Umweltschutz einmal praktisch erklärt

Ein Bericht von Norbert Dahms
Interessierte Einwohner auf der Abschlußexpedition
Der anschaulichen Abschlußexkursion - beginnend in Gummanz beim Kreidemuseum - folgten am gestrigen Tag - Donnerstag, den 6. September 2018 - gegen 15:00 Uhr etwa 15 interessierte Einwohner. Worum ging es?

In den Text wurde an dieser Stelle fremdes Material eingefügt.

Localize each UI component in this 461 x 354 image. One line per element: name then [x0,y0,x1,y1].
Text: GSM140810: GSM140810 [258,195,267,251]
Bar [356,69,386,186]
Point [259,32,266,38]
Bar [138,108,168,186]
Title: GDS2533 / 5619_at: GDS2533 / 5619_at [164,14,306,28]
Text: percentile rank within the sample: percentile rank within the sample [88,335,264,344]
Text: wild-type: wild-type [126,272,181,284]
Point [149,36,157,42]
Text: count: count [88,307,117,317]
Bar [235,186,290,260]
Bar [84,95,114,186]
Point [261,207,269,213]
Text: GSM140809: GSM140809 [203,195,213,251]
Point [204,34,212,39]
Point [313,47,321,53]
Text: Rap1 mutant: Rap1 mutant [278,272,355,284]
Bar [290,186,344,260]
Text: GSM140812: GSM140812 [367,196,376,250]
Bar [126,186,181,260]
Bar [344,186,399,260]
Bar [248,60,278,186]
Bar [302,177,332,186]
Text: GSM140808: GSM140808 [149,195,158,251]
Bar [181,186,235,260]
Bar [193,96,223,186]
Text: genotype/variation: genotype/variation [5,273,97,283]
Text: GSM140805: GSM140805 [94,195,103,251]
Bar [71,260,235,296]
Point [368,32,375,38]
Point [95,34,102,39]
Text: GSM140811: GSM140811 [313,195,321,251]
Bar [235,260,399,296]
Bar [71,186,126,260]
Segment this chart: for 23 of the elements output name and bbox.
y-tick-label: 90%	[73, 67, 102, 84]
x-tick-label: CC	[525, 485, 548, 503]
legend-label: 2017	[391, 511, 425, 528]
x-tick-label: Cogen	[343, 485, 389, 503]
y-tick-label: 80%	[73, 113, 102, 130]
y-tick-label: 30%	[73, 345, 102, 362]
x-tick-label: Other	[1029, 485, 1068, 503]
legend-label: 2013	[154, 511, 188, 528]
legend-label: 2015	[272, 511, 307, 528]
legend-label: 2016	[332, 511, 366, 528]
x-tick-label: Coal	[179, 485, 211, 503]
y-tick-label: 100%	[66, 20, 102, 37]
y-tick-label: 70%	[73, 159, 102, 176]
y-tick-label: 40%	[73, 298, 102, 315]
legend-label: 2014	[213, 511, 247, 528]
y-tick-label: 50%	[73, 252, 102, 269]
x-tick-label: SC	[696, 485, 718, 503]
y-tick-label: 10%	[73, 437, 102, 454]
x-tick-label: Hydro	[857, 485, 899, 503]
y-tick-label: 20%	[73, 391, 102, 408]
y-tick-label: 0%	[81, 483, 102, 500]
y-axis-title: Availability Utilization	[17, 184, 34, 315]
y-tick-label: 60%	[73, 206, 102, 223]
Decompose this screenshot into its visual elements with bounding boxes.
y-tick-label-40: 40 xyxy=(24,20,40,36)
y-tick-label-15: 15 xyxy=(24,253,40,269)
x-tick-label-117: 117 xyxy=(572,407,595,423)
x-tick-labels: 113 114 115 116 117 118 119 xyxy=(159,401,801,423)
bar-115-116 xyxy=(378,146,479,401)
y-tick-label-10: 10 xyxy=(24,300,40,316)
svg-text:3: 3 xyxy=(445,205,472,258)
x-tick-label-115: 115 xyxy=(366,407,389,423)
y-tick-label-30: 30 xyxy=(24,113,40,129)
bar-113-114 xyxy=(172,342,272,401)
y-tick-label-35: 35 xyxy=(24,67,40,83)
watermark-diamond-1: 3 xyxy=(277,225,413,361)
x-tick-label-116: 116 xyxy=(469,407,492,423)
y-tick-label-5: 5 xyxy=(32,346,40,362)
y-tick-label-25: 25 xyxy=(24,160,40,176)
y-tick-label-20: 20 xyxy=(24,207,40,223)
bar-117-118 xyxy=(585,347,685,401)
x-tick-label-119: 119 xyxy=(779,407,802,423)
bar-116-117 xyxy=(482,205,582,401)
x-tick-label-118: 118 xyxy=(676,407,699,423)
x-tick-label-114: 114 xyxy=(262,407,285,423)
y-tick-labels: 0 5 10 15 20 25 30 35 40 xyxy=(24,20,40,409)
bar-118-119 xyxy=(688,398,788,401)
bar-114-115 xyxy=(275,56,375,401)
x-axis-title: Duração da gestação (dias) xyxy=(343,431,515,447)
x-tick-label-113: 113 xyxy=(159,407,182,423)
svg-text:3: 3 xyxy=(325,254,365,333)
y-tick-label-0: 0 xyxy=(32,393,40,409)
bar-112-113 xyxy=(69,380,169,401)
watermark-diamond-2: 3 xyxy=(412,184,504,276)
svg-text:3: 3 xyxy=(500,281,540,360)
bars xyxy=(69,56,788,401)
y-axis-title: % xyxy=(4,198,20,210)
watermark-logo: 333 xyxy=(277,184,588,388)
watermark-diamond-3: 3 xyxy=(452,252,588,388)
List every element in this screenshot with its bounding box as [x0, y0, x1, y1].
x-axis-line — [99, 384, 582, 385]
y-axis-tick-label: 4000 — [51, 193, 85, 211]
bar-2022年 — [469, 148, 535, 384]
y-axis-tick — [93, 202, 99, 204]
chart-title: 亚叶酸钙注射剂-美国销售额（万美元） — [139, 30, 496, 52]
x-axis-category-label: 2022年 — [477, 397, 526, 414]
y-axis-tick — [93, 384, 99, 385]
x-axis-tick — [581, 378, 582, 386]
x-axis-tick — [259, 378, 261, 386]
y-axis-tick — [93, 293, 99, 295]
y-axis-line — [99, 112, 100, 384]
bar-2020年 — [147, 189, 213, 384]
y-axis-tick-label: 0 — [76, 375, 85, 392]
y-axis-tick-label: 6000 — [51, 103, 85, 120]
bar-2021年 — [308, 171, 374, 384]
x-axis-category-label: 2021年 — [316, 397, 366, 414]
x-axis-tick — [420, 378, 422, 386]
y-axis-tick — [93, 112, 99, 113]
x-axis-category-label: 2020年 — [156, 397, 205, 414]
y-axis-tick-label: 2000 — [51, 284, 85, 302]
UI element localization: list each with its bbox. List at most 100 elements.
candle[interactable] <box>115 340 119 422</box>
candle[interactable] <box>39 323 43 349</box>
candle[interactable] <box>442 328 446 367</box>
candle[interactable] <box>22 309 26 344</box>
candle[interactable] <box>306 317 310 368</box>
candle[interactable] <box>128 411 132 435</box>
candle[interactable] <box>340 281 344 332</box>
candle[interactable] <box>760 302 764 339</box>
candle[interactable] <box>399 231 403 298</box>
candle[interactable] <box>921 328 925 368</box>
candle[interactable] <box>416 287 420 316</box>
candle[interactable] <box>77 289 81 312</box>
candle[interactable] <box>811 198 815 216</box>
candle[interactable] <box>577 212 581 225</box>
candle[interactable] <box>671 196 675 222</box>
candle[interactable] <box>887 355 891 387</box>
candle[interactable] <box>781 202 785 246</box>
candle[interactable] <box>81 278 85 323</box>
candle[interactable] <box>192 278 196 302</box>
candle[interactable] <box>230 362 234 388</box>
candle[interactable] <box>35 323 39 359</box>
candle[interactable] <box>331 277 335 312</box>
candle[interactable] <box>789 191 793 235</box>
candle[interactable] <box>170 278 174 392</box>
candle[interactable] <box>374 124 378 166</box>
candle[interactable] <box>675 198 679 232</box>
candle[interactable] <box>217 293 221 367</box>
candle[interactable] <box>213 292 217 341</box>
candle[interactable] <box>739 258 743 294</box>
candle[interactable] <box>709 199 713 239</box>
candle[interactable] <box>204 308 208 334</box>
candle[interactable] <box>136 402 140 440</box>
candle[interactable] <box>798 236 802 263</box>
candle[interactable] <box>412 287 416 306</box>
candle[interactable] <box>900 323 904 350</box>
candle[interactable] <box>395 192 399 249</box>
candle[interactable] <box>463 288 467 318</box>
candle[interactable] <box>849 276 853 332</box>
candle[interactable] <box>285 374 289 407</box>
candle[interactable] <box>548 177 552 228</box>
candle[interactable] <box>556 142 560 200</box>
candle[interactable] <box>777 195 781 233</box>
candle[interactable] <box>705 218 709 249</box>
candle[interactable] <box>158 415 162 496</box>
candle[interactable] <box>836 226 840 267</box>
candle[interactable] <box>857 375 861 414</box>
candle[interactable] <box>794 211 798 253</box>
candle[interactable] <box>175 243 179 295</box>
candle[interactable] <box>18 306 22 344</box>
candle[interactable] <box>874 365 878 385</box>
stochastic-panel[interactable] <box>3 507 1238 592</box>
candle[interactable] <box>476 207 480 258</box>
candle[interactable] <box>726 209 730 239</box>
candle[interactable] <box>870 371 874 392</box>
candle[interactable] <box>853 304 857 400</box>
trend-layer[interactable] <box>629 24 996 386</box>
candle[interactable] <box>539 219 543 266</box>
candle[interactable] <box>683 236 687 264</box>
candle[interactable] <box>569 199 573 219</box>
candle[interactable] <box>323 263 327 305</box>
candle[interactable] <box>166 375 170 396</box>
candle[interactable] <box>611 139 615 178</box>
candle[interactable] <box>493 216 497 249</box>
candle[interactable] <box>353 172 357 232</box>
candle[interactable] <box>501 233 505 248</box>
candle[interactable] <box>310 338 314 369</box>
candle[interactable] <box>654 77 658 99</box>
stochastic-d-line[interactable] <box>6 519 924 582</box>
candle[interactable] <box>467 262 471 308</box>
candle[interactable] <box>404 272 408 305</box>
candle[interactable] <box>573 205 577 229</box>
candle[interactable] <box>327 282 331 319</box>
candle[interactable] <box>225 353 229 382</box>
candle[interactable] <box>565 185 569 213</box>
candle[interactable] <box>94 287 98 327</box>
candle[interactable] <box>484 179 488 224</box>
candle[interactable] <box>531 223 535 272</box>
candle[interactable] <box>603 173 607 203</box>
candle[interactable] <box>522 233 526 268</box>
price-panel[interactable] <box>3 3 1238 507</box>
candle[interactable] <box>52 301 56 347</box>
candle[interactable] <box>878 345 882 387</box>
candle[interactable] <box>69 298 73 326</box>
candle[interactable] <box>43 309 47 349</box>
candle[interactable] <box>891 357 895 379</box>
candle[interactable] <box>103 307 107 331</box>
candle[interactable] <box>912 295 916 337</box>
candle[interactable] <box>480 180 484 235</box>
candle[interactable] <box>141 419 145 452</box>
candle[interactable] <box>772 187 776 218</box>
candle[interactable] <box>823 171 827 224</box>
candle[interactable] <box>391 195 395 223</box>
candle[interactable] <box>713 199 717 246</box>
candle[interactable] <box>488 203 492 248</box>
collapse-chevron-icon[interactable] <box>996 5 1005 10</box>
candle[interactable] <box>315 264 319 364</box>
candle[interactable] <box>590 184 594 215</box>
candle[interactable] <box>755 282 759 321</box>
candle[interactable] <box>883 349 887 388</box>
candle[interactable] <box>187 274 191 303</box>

Die vom StALU geplante Wegführung mit den einzelnen Stationen
Das Staatliche Amt für Landwirtschaft und Umwelt Vorpommern (StALU) hatte zur letzten öffentlichen Veranstaltung geladen und in der Natur erklärt, was für das Gebiet von gemeinschaftlicher Bedeutung (veraltete Bezeichnung FFH-Gebiet) "Jasmund" angedacht ist. Die einzelnen Stationen der Wanderung führten zu verschiedenen schützenswerten Lebensraumtypen. Vor Ort wurden deren Erhaltungs- bzw. Verbesserungsmaßnahmen erklärt. An den Rändern der Pflegezone zu landwirtschaftlichen Flächen könne man sich eine 20m breite Pufferzone vorstellen. Dies soll den Eintrag von Nährstoffen in die Schutzgebiete vermindern. Ein Bürger wehrte sich gegen pauschalisierte Verdächtigungen gegen Landwirte ohne fundierte Analysen. 

Unterwegs mit dem StALU
Zu großen Teilen gehört das Gebiet zum Nationalpark Jasmund, weshalb Leiter des Nationalparkamtes Dr. Stodian für sein zuständigen Bereich ebenfalls die Erläuterungen gab. So war unter anderem zu erfahren, daß eckige Wasserdurchführungen unter Straßen und Wege günstiger sind als runde. Obwohl vom StALU als verbessernde Maßnahmen empfohlen, kann sie nicht überall umgesetzt werden. z.B. bei der Erneuerung des Straßenbelages auf der L303 wurde darauf verzichtet, weil die Gründung neue einzubringender Durchörtungen auch Probleme mit sich bringt. Die Arbeiten zur weiteren Vernässung vom Mooren schreiten gut voran und sollen ihr Ende im Jahr 2020 finden. Auch der Radweg von Sassnitz zur Stubbenkammer nimmt langsam Formen an. So sollen auch die alten Pflastersteine entfernt werden, um den Platz für den neuen Belag des Radweges zu schaffen.

Nach knapp 3 Stunden endete die Veranstaltung. Mit vielen Eindrücken kehrten die Teilnehmer heim.